Au bord du Dniepr, le voici qui respire l’air calme de la paix. Mais c’est aussitôt pour retrouver l’emprise angoissante des drones ou, demain, ses sous-marins qui rôdent pour tuer. Nous sentons bien, à suivre ses pas, ceux de Gilles Hertzog, de Marc Roussel, que nous glissons nous-mêmes dans l’accablement. La bravoure de ceux qu’anime l’ardent désir de vaincre ne suffit pas à nous y arracher.

C’est précisément la valeur salutaire de Slava Ukraini qu’avoir voulu cette descente à l’abîme, que de ne pas nous faire grâce de la potion infecte – et de nous rappeler que c’est cela, le goût âcre de la guerre, que c’est cette nausée et non la simple inquiétude géostratégique des commentateurs.

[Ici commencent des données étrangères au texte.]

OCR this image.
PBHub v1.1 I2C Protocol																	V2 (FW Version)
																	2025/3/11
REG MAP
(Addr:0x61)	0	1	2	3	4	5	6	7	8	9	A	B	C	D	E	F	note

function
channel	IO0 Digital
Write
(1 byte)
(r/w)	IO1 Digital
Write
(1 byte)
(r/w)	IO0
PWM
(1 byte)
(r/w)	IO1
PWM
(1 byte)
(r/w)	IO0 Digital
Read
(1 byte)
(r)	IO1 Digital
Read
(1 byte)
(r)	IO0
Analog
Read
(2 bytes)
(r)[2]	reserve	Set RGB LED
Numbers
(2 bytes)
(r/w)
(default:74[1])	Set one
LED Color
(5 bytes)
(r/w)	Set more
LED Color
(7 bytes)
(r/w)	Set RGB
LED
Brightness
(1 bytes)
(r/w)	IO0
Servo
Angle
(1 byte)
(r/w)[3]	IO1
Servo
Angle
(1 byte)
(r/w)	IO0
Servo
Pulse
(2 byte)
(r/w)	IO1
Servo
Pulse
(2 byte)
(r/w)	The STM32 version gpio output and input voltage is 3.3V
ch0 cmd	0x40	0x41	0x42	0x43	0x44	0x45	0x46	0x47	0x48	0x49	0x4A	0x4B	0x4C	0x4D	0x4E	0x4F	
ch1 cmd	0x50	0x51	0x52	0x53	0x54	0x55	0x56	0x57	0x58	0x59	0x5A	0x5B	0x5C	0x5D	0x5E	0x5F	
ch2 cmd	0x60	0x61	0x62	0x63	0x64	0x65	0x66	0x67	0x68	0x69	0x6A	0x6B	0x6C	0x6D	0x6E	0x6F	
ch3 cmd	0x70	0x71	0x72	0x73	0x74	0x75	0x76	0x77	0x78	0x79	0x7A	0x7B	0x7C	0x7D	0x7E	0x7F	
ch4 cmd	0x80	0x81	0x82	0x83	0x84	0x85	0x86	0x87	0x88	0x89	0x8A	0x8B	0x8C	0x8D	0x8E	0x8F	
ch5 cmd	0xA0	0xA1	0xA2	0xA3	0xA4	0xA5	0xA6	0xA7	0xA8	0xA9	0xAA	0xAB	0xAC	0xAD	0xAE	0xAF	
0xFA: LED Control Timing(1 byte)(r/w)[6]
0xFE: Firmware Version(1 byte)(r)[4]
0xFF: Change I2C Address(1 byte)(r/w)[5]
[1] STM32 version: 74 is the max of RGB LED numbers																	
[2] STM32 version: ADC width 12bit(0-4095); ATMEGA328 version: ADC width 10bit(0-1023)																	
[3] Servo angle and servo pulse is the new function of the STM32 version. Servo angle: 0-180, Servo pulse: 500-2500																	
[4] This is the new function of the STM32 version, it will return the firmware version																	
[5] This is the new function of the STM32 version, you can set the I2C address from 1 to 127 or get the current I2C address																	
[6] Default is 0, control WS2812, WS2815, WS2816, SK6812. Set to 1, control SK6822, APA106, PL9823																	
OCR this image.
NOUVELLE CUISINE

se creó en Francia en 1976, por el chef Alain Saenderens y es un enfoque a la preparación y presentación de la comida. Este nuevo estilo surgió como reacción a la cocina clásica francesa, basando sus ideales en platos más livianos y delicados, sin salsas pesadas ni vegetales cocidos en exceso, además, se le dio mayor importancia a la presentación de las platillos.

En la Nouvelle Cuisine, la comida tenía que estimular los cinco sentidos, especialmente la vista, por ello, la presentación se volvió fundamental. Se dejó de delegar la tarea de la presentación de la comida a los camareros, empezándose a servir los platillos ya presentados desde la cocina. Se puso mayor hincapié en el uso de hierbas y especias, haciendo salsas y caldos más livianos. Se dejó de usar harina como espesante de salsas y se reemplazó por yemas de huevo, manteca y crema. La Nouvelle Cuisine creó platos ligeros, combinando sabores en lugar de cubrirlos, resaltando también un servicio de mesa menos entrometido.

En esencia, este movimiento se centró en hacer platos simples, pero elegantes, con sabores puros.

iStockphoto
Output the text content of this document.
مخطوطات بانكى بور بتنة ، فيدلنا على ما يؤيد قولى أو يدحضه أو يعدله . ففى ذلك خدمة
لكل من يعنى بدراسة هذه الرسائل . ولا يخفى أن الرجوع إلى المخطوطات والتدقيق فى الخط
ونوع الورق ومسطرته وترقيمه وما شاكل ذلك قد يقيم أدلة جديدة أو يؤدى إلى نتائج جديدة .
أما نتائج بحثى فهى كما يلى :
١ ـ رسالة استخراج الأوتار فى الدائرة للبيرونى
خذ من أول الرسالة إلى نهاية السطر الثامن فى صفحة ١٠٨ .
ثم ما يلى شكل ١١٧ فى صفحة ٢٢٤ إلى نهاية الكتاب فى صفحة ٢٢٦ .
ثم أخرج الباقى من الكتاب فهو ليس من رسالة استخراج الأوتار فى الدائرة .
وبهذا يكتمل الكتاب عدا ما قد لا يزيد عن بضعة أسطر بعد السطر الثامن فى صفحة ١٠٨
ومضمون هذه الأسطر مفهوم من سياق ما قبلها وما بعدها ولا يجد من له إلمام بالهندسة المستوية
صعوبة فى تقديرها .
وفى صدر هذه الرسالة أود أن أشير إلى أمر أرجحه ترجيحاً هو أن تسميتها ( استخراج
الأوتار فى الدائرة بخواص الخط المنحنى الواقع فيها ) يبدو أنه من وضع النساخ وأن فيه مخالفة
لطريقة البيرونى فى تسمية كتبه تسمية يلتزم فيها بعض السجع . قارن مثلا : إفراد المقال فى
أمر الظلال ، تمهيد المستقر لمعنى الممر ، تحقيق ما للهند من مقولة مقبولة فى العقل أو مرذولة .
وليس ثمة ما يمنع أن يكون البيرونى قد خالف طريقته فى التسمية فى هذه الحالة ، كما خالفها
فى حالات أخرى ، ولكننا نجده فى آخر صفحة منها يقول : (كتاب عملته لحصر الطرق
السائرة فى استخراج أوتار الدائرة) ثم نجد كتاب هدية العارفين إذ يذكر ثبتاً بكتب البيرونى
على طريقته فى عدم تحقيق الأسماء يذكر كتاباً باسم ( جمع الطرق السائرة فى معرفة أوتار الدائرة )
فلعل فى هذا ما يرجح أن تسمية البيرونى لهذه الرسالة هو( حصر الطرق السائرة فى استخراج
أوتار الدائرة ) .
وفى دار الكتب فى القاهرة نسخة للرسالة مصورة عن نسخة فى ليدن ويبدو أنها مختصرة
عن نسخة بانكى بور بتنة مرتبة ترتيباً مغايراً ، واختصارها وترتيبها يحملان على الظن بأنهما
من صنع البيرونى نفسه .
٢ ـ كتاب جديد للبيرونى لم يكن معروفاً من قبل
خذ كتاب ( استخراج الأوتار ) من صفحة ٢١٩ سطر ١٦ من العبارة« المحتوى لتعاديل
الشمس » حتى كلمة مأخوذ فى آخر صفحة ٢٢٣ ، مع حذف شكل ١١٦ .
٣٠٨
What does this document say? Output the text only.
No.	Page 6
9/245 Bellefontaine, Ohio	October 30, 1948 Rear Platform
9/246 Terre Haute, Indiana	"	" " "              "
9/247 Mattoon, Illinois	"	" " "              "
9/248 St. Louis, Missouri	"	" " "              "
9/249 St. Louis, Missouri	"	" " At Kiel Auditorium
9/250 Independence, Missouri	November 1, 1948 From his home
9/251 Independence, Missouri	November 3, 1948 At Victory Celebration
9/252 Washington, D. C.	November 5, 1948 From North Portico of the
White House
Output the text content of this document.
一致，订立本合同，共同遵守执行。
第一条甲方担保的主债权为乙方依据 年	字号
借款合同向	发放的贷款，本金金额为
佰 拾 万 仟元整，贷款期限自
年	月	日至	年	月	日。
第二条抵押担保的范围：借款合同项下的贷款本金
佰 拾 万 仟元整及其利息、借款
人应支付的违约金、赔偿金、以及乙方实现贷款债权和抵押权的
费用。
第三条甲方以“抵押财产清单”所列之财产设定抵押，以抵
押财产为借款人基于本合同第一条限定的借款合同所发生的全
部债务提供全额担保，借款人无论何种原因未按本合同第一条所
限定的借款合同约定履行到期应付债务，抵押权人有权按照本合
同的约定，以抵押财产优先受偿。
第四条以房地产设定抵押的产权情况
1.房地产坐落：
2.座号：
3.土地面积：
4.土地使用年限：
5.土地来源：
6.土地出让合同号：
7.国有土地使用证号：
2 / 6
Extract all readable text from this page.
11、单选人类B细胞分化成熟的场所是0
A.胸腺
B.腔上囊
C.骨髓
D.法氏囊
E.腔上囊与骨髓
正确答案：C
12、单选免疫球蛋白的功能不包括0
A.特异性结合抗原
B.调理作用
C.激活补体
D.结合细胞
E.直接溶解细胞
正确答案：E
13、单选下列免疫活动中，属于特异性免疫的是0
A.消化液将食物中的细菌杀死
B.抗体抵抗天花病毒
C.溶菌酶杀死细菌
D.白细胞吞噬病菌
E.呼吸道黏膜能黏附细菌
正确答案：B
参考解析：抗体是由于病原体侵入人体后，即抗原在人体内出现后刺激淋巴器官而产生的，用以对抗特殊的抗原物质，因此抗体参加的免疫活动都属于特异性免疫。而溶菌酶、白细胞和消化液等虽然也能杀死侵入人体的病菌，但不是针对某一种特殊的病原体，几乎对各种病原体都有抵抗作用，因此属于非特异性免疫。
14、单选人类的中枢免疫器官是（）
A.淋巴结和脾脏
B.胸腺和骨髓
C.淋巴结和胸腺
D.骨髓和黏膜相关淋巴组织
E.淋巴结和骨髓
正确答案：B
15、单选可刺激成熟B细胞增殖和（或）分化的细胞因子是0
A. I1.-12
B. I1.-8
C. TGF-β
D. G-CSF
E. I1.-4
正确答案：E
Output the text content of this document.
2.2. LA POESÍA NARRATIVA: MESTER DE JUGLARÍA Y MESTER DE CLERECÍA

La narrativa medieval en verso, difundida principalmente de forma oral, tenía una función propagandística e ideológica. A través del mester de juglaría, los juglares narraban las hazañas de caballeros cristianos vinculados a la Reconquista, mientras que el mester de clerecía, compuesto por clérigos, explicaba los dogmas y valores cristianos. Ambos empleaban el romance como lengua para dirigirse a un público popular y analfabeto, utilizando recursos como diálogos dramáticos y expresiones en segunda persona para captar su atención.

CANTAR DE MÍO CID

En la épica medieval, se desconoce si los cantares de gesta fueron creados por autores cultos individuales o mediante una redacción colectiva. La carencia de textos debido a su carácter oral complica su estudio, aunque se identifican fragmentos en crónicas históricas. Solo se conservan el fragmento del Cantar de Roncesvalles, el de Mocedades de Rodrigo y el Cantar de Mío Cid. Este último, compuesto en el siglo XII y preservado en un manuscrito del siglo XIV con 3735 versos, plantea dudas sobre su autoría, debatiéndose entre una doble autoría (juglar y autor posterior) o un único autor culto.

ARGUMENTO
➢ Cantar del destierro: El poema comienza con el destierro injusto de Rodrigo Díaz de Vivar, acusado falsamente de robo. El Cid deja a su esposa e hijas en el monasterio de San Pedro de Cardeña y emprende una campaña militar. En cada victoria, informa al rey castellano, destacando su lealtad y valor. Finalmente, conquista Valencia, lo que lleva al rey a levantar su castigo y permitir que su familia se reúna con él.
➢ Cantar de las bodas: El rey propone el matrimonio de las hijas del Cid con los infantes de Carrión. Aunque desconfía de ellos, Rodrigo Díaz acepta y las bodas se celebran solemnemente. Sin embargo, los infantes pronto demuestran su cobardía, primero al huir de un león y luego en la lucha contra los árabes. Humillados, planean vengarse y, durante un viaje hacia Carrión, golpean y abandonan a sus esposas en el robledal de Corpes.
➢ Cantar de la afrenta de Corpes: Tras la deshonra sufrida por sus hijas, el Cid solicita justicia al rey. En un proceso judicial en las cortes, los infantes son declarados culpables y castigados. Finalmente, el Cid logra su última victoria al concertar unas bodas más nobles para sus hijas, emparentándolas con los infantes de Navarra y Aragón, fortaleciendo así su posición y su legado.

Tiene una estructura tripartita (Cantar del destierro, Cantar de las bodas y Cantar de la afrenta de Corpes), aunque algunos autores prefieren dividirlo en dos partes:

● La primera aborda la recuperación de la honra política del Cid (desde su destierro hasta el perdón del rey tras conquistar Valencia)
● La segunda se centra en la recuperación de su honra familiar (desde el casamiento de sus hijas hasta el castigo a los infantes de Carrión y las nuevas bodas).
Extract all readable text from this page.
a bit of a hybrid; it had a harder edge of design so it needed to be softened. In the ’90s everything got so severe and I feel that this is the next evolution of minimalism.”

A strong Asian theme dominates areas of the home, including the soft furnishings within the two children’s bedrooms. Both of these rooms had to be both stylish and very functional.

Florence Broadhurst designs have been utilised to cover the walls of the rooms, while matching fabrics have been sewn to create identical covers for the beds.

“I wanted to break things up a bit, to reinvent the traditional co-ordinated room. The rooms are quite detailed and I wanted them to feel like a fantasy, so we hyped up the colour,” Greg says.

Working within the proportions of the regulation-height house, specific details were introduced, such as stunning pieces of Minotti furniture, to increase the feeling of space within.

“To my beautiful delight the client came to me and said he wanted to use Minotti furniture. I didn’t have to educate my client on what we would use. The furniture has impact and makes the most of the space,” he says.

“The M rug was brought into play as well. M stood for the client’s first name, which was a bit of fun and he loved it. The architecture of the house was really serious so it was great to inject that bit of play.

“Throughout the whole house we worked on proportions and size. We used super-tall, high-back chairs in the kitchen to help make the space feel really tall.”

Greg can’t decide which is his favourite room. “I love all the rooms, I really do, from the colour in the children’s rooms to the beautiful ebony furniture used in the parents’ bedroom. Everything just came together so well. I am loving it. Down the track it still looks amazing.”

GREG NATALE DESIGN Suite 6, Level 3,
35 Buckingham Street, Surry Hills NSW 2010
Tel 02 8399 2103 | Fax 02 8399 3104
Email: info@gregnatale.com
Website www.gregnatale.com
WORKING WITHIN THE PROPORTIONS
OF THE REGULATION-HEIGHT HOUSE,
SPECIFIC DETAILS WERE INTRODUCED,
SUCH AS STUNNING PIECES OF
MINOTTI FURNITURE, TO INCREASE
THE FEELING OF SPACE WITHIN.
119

Pour que nous atteignent les relents de cette sanie, il a fallu que Bernard-Henri Lévy et ses compagnons de toute aillent au plus vif du brasier, et mettre leur peau dans la balance. Dans le tremblé des images, dans le timbre blanchi du narrateur, passe le frisson de qui est revenu de loin, c’est-à-dire de là où nous autres, Européens, n’eussions jamais pensé devoir retourner ; mais où, peut-être, si l’Ukraine est vaincue, nous serons condamnés à revenir.

Ces fumées sales, ces eaux noires, ces cadavres tordus, ces femmes hagardes, seront alors le spectacle de nos rues et de nos campagnes. Puissent le poids insupportable de sang et de douleur que charrie ce film puissant nous le rappeler, et – si nous avons l’âme assez solide pour en apprendre la leçon – nous en préserver.